AWARDS
2000 OTTAWA UNDIE AWARDS: Favorite world artist and Favorite CD release
2000 TORONTO MUSIC AFRICA AWARDS: Best Album Release
2001 CANADIAN INDEPENDANT MUSIC AWARDS: Nominee for World Album of the Year. Check the website for Canadian Music Week
About Dunia Yote
Most of this music was recorded at a cottage on a frozen lake in the hills north of Ottawa. Each day some of us would come and some would go, each day there would be more to listen to as the songs took shape, and each day the March sun would grow a little warmer and melt a little more snow off the roof and porch. After a week you could sit outside in shirtsleeves on bare wood in the afternoon and think about maple sap beginning to run while inside the Tanzanian Von Trapp sisters sang to a New Orleans second line rhythm, a Trinidadian Scot twanged a berimbau over East African guitars and a Swahili vocal, or a Cajun/Oktoberfest accordion danced with its African partner. Listening back and looking out at the snow on Lac La Perdrix, we would remember that we were all, after all, Canadian. Come morning we would push whatever cars needed pushing out of the thawing Quebec mud, but we never let the weather measure distance from the heart of la terre Africaine.
About the languages: apart from French and English, there's a lot of Swahili, some Kinyarwanda (Urwibutso and parts of Nkuba) and a little Pulaar and Wolof (Minuit).
Newspaper articles about Dunia Yote
The Ottawa Citizen - Mar. 2000
Ottawa Xpress - Mar. 2000
The Toronto Star - May 2000
Edmonton Journal - June 2000
Edmonton Sun - June 2000
PIQUE NEWSmagazine, Whistler BC - July 2000
Lyrics & Song Descritpions
1. Dunia Yote (The Whole World)
The whole world, everyone, listen Children of
Africa, listen We don't want any more to see
Our children dying needlessly Our fathers fighting
needless wars Our mothers mourning for nothing
Our wisdom and traditions turned to nothing
Let's unite We'll beat the drums for you
Come Let's say goodbye to Europe and America
2. Travailler
An old French folk song hijacked by Alpha Blondy, who took it from Cote D'Ivoire to Jamaica and back. We borrowed it and let it loose at Lac La Perdrix.
3. Vive Lange / Katika
A praise song for friends and family, with some soukous celebration at the end.
4. Pinga Mundele
A tribute to heroes who fought white colonialist oppression. The melody is from a song by the Congolese singer Tshala Mwana.
5. Laissez La
A New Orleans Creole Rasta chant by way of Bujumbura and the Ottawa valley. Thanks to Owen Brown the Rasta Man for help with Nyabinghi drumming.
6. Grand-mere
Femme noir, O femme Africaine
Toi qui la premiere m'ouvra
Les yeux aux prodiges de la terre
Libre a jamais, O toi grand-mere
A song for my grandmother, Mother Africa and Mother Earth.
7. Nkuba (Thunder)
Kilimanjaro, make the rain fall
I want to speak with Thunder
Shango, make the rain fall
I want to go back home
In this traditional Rwandan story a young girl, Miseke, must overcome great obstacles to get back home. Her last and most formidable opponent is Thunder.
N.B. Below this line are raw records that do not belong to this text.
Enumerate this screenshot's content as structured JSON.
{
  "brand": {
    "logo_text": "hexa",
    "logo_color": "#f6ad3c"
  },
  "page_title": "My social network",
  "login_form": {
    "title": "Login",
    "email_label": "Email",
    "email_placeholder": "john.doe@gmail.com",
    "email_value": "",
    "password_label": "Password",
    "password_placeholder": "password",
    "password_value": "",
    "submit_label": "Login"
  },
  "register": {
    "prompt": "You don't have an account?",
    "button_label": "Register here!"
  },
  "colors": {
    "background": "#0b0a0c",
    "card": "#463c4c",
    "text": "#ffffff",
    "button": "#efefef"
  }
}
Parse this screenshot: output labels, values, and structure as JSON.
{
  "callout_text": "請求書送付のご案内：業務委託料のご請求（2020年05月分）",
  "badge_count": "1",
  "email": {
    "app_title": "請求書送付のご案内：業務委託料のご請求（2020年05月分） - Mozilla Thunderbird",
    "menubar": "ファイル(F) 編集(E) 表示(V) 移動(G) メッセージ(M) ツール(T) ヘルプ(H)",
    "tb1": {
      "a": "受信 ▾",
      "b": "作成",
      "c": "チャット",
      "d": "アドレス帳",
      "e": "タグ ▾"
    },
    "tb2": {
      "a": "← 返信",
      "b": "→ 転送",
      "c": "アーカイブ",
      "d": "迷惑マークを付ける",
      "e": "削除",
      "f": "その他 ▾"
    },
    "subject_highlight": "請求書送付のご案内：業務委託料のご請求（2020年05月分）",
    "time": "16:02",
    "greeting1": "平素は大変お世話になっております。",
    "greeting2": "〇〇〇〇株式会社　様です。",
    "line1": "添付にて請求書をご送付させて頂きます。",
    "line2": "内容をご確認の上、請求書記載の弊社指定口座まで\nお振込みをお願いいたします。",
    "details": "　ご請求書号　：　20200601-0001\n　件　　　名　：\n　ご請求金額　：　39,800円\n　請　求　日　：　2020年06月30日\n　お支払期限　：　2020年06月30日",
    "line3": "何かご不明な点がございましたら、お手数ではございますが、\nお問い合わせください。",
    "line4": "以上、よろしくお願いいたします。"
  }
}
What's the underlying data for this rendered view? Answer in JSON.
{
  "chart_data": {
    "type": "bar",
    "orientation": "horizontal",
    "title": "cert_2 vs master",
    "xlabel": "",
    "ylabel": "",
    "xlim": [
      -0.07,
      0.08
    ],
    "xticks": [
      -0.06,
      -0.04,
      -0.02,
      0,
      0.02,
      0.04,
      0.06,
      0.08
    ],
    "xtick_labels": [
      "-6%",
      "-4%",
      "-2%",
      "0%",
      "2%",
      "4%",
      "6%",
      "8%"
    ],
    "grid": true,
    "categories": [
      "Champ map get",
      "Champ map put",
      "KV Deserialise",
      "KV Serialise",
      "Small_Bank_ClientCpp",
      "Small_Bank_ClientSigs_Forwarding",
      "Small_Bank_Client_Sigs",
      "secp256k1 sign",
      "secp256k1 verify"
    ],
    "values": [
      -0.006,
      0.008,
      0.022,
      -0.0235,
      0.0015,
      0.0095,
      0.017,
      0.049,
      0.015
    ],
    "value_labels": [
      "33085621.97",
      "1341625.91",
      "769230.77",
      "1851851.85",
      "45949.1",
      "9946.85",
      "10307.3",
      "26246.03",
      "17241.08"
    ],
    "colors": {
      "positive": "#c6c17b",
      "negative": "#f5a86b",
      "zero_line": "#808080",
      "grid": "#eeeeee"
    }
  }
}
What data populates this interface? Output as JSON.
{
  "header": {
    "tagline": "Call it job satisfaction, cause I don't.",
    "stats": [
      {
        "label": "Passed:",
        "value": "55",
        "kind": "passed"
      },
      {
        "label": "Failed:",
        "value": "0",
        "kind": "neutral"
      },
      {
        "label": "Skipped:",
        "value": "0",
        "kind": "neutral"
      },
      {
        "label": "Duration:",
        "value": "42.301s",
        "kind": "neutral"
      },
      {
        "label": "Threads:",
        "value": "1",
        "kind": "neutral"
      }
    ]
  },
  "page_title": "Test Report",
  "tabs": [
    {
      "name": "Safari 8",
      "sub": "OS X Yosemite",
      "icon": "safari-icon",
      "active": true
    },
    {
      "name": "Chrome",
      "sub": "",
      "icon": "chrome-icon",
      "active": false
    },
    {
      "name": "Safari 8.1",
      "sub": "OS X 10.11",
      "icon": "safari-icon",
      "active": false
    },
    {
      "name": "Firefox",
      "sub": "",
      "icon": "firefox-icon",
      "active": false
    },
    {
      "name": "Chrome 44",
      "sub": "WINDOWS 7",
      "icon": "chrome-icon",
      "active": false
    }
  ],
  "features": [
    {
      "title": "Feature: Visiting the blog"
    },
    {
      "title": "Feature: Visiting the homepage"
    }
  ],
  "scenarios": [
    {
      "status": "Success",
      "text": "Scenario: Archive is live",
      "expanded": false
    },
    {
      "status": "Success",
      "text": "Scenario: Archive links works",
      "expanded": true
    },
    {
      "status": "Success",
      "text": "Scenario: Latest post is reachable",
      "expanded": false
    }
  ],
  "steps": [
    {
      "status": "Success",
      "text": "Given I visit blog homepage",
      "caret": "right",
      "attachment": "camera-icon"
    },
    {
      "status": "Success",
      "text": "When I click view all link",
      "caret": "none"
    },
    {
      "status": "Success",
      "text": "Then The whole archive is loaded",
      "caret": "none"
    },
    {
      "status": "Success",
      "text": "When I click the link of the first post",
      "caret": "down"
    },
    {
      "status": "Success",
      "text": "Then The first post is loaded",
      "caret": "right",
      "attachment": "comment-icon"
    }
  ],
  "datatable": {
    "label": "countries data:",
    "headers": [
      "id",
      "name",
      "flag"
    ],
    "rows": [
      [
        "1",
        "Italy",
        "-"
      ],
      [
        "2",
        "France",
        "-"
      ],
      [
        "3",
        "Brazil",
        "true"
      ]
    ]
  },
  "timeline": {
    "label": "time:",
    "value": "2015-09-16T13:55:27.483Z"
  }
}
8. Urwibutso (Remembrance)
(for friends killed in the genocide in Rwanda)
Let me sing for the children I played with long ago:
Mao Setungi, we'll never gather again in front of your house
And Wili Kakontwe, son of Kayihura, how did you go?
Ruboneka the Lion, how you loved our country . . . your children saw you die for it
And our little brother, Jedeo, Leopold's son, he was just a child . . . even him?
And all you women who answered the call, you did not fail, never faltered
This song is for you . . .
Our cousin Mutesa, who made us laugh so, killed in the forest, there in Jari
Speak, Jari, what can you tell me about his death?
And you, Kavubi, son of Kabanda
There in my dreams is the field where we used to play.
All of you who gave yourselves for our country, look now
See how it blooms now, our country, reborn . . .
Brave people of Rwanda, I salute you.
9. Internalized Racism
A warning to all Africans: we must
never let Eurocentric values
brainwash us into denying our roots,
our culture, our blackness, our identity.
10. Minuit
A loose and informal late night take. We heard this Baaba Maal song on Jamaican guitar legend Ernest Ranglin's CD In Search Of The Lost Riddim.